MALANG KOTA – Kasus Covid-19 kembali ditemukan Dinas Kesehatan (Dinkes) Kota Malang. Bila sebelumnya ada dua pasien yang terkonfirmasi terpapar varian Omicron, kemarin (25/1) ada penambahan 15 pasien covid baru. Penambahan tersebut berasal dari hasil tracing atau pelacakan pasien Covid-19. Namun bukan dari kontak erat dua pasien terkonfirmasi Omicron.

Dinkes Kota Malang juga memastikan bila 15 pasien baru tersebut tak ditemukan gejala varian Omicron. Alasannya karena cycle threshold (CT) value mereka di bawah angka 30. Mereka juga terpapar Covid-19 dengan status orang tanpa gejala (OTG). Hingga saat ini, para pasien tersebut menjalani isolasi mandiri (isoman) di rumah masing-masing.

Dinkes menyebut bila klaster keluarga masih menjadi rantai penyebaran Covid-19 yang perlu diwaspadai di Kota Malang. ”Ke 15 orang itu memang kontak erat. Kami tetap memantaunya, dan jika terjadi penurunan kesehatan bakal segera dirujuk ke isoter (isolasi terpusat) atau RS (rumah sakit),” kata Kepala Dinkes Kota Malang dr Husnul Muarif.

Total kasus aktif Covid-19 Kota Malang hingga kemarin mencapai 97 orang. Dua klaster, yakni klaster keluarga dan lembaga pendidikan menjadi penyumbang cukup tertinggi dengan 37 orang. Untuk update terbaru, 37 pelajar yang sebelumnya dikabarkan terpapar Covid-19 mulai menunjukkan kesembuhan. Rencananya, para siswa bakal menjalani karantina terakhir dan tes swab terakhir pada hari ini (26/1).

Untuk langkah mencegah penambahan kasus, dinkes sudah menyiapkan sejumlah antisipasi. Mulai dari persiapan isoter di sanggar kegiatan bersama (SKB) yang terletak di Kecamatan Blimbing, hingga memantau pekerja migran Indonesia (PMI) yang pulang ke Kota Malang (selengkapnya lihat grafis). Untuk tempat isoter, Husnul menjelaskan jika kapasitasnya saat ini mencapai 50 tempat tidur.

”Pasien yang bergejala ringan bisa masuk SKB. Untuk ketersediaan nakes (tenaga kesehatan) akan dikoordinasikan RSUD (Kota Malang),” tambah Husnul. Mantan Direktur RSUD Kota Malang itu tak menyebut jumlah total nakes yang bakal disediakan di tempat isoter tersebut. Hanya saja, formasi nakes dalam merawat pasien Covid-19 tetap 1 banding 8. Atau satu pasien ditangani 8 nakes.

Untuk PMI asal Kota Malang yang ingin kembali bakal dipantau dinkes saat mereka menjalani isolasi di Asrama Haji Sukolilo, Surabaya. “Nanti tetap kami pantau dengan wajib isolasi lagi di rumah. (Berlangsung) mulai dua sampai tiga hari,” imbuh Husnul.

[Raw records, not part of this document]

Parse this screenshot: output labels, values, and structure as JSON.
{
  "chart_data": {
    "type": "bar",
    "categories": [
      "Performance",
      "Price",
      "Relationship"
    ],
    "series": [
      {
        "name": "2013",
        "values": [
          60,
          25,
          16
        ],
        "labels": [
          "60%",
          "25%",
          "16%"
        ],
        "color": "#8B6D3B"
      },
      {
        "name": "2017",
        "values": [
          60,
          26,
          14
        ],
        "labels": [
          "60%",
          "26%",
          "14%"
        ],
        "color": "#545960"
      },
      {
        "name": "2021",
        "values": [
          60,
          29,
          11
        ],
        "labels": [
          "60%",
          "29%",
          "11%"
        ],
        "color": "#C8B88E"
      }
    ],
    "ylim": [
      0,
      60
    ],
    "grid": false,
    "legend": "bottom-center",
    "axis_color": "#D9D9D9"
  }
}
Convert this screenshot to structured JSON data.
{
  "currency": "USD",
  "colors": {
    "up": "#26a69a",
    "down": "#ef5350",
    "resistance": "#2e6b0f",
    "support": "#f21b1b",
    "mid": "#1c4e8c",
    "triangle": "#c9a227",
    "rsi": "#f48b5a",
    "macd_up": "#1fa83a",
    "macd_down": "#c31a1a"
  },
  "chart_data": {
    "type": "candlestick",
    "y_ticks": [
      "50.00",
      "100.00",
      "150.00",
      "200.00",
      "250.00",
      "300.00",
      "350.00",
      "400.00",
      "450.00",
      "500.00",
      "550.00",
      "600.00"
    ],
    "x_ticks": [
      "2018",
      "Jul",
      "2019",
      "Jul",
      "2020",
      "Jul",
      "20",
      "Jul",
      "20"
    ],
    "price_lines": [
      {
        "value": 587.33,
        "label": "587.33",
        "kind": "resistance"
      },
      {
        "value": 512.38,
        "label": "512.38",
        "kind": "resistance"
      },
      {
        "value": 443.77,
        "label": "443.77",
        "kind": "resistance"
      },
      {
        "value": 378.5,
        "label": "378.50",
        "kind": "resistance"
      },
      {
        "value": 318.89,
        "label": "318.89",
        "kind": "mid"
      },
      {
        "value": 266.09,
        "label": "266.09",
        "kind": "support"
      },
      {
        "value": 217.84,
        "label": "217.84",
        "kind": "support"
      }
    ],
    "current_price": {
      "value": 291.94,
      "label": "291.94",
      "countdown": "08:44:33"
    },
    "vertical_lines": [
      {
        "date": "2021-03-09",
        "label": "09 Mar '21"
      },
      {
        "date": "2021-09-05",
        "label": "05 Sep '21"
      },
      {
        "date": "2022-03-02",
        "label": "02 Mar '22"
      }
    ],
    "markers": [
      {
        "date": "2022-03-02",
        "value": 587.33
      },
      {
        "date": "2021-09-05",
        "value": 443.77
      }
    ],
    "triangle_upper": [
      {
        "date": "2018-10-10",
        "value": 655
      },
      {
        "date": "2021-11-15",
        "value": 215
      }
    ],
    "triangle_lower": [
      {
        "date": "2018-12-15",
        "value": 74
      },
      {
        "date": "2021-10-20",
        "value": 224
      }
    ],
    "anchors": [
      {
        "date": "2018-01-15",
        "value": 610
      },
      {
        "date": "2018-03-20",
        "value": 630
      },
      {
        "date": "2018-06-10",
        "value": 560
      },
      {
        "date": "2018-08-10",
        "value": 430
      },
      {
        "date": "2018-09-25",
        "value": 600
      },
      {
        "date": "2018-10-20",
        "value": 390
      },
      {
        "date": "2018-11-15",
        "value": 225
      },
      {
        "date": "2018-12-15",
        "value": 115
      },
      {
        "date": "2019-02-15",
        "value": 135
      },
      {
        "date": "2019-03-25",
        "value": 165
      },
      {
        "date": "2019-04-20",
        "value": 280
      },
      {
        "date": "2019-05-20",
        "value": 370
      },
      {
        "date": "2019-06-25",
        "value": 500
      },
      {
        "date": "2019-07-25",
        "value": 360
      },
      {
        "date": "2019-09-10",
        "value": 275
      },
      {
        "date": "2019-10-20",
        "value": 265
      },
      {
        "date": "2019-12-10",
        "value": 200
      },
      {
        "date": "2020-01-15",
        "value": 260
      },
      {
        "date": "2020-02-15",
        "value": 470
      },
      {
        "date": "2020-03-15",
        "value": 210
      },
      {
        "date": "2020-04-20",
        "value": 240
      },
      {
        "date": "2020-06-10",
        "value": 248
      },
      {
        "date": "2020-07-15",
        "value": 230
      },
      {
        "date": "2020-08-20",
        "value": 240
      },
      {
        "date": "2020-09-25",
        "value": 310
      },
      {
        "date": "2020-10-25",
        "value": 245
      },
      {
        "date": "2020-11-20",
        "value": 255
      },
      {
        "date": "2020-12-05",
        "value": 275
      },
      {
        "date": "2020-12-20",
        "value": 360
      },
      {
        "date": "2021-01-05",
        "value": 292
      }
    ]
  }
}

Sementara itu, Wali Kota Malang Sutiaji masih tetap menekankan pentingnya menguatkan pemberlakuan pembatasan kegiatan masyarakat (PPKM) berbasis mikro di tingkat RT/RW. Dengan cara itu, dia yakin mata rantai penyebaran Covid-19 bisa diputus. ”Ini untuk kembali menguatkan bila tamu wajib lapor. Supaya bisa dilakukan tracing awal jika ada penyebaran (Covid-19), dan bisa diputus dari situ,” kata Sutiaji.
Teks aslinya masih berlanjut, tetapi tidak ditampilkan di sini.